'My husband was murdered to protect vested interests'
Sushma Asthana, the wife of dead court official Ashutosh Asthana, has alleged her husband was murdered inside the jail "to protect some vested interests" and has demanded a CBI probe.india Updated: Oct 19, 2009 20:38 IST
Sushma Asthana, the wife of dead court official Ashutosh Asthana, has alleged her husband was murdered inside the jail "to protect some vested interests" and has demanded a CBI probe.
Asthana, the key to the multi-crore provident fund (PF) scam in which some judges of the higher judiciary were named, collapsed inside the Dasna jail on Saturday and died.
Sushma, a co-accused in the case, said her husband was not suffering from any major ailment.
Speaking to IANS after coming out of jail to attend the cremation of her husband, Sushma termed her husband's death Saturday as "the outcome of a deep rooted conspiracy in collusion with jail authorities".
"Since the case involved high profile judges, the gravity of the case was very sensitive, and he had apprehended a serious threat to his life and wanted the case to be transferred to any court in Delhi," she said.
"He was murdered inside the jail to protect some vested interests. A CBI probe is a must to expose those vested interests," she said.
The circumstances leading to the death of Ashutosh Asthana have raised several questions.
In his statement before the trial court, Asthana named seven judges on whose alleged verbal instructions he used to withdraw cash from the provident fund accounts of staff of the Ghaziabad court illegally.
He also named seven high court judges who he alleged were benefitted by him in cash or kind.
Asthana was in judicial custody since April 2008. The crime was detected in February and an FIR lodged by then ADJ Rama Jain in the Kavi Nagar police station.
He joined as a clerk in Ghaziabad courts on Feb 9, 1993, and was elevated to the post of central Nazir in February 2008.
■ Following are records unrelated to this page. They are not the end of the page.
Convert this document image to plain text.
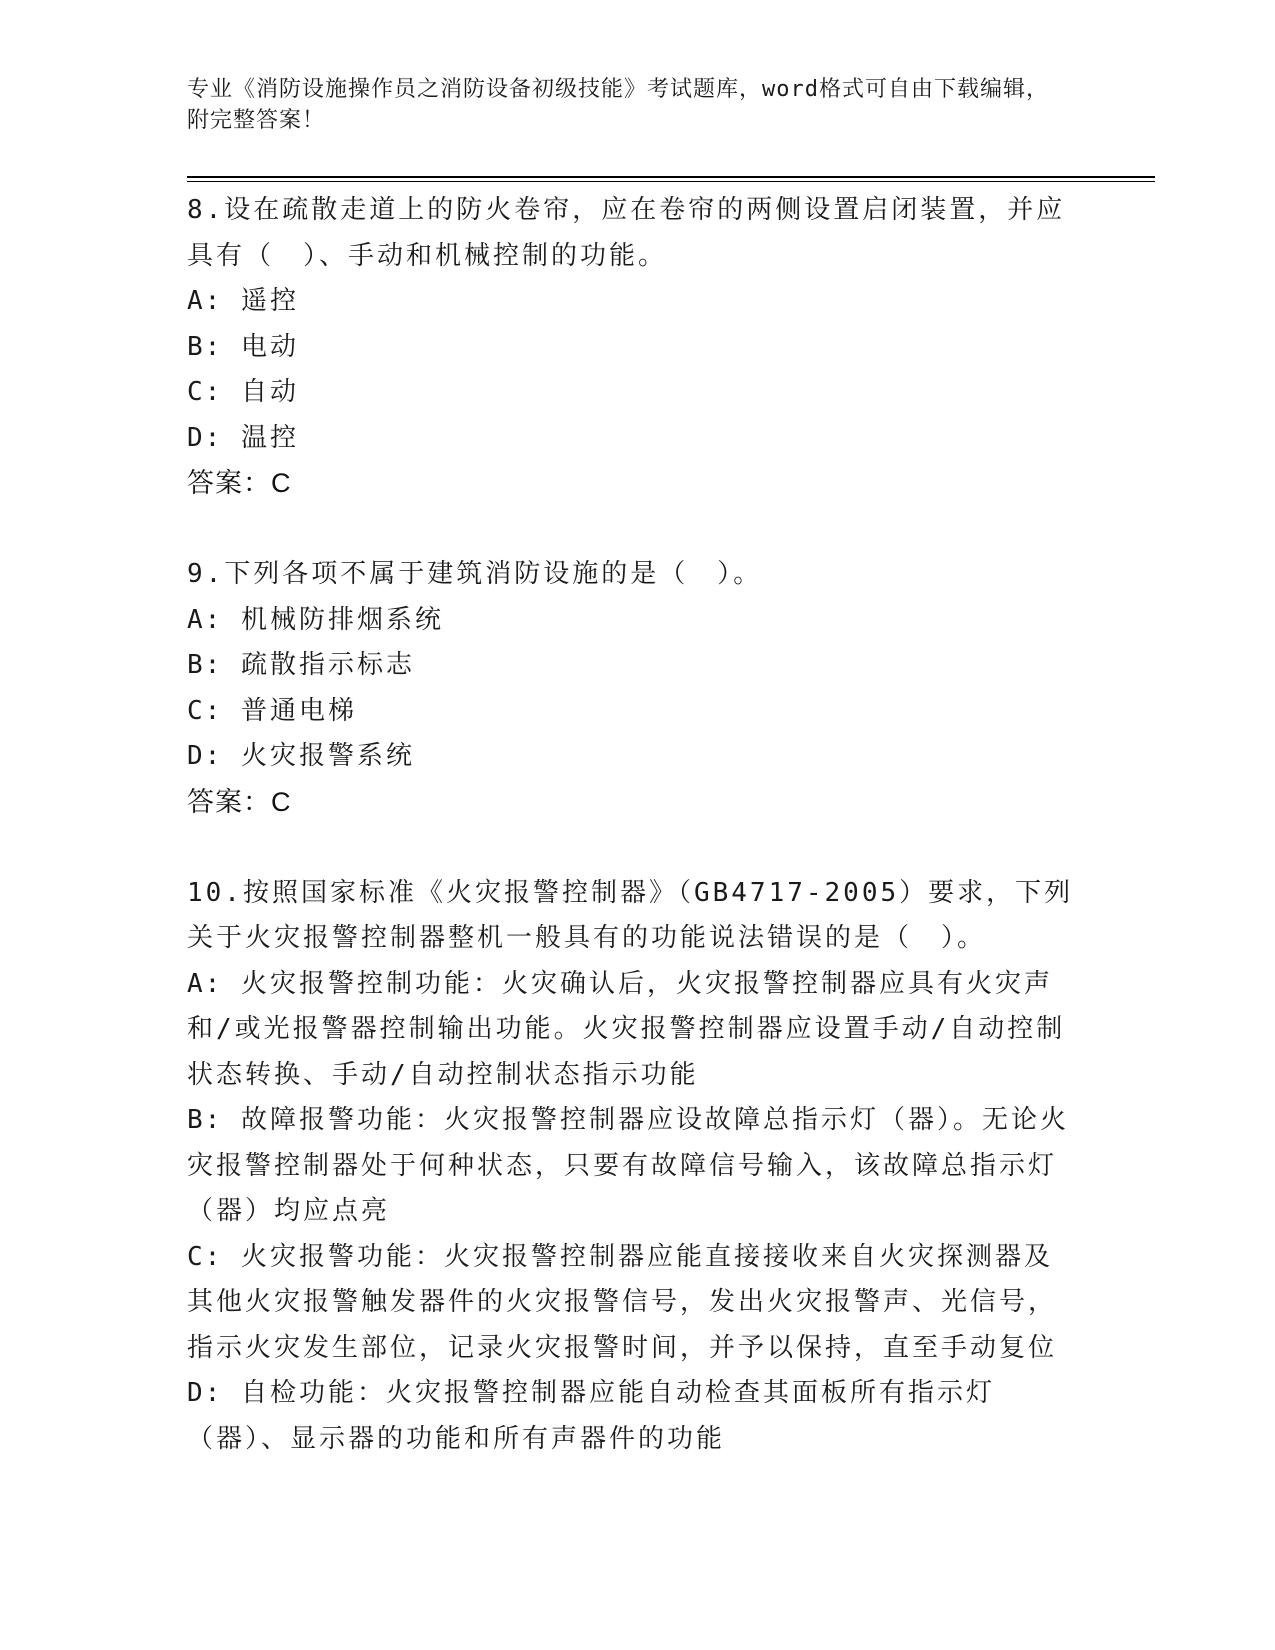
专业《消防设施操作员之消防设备初级技能》考试题库，word格式可自由下载编辑，附完整答案！
8.设在疏散走道上的防火卷帘，应在卷帘的两侧设置启闭装置，并应具有（　）、手动和机械控制的功能。
A: 遥控
B: 电动
C: 自动
D: 温控
答案：C
9.下列各项不属于建筑消防设施的是（　）。
A: 机械防排烟系统
B: 疏散指示标志
C: 普通电梯
D: 火灾报警系统
答案：C
10.按照国家标准《火灾报警控制器》（GB4717-2005）要求，下列关于火灾报警控制器整机一般具有的功能说法错误的是（　）。
A: 火灾报警控制功能：火灾确认后，火灾报警控制器应具有火灾声和/或光报警器控制输出功能。火灾报警控制器应设置手动/自动控制状态转换、手动/自动控制状态指示功能
B: 故障报警功能：火灾报警控制器应设故障总指示灯（器）。无论火灾报警控制器处于何种状态，只要有故障信号输入，该故障总指示灯（器）均应点亮
C: 火灾报警功能：火灾报警控制器应能直接接收来自火灾探测器及其他火灾报警触发器件的火灾报警信号，发出火灾报警声、光信号，指示火灾发生部位，记录火灾报警时间，并予以保持，直至手动复位
D: 自检功能：火灾报警控制器应能自动检查其面板所有指示灯（器）、显示器的功能和所有声器件的功能
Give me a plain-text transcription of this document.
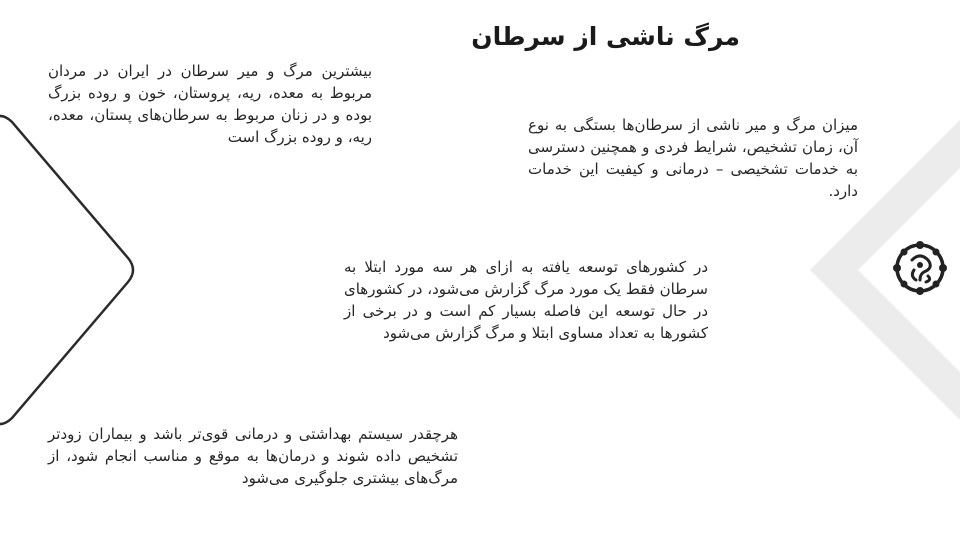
مرگ ناشی از سرطان

بیشترین مرگ و میر سرطان در ایران در مردان مربوط به معده، ریه، پروستان، خون و روده بزرگ بوده و در زنان مربوط به سرطان‌های پستان، معده، ریه، و روده بزرگ است

میزان مرگ و میر ناشی از سرطان‌ها بستگی به نوع آن، زمان تشخیص، شرایط فردی و همچنین دسترسی به خدمات تشخیصی – درمانی و کیفیت این خدمات دارد.

در کشورهای توسعه یافته به ازای هر سه مورد ابتلا به سرطان فقط یک مورد مرگ گزارش می‌شود، در کشورهای در حال توسعه این فاصله بسیار کم است و در برخی از کشورها به تعداد مساوی ابتلا و مرگ گزارش می‌شود

هرچقدر سیستم بهداشتی و درمانی قوی‌تر باشد و بیماران زودتر تشخیص داده شوند و درمان‌ها به موقع و مناسب انجام شود، از مرگ‌های بیشتری جلوگیری می‌شود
On April 28, 2008, Asthana recorded his statement before the trial court in Ghaziabad and named 36 judges as alleged beneficiaries but the testimony was yet to be concluded.
"The statement recorded is an admissible testimony but not sufficient evidence to prosecute any person. Since it was a statement of a co-accused, it needs further evidence. At this stage it is difficult to say whether any named judge could be benefitted. The court and the prosecution is to submit more evidence to corroborate his statement," a senior lawyer S.P. Chaudhary told IANS.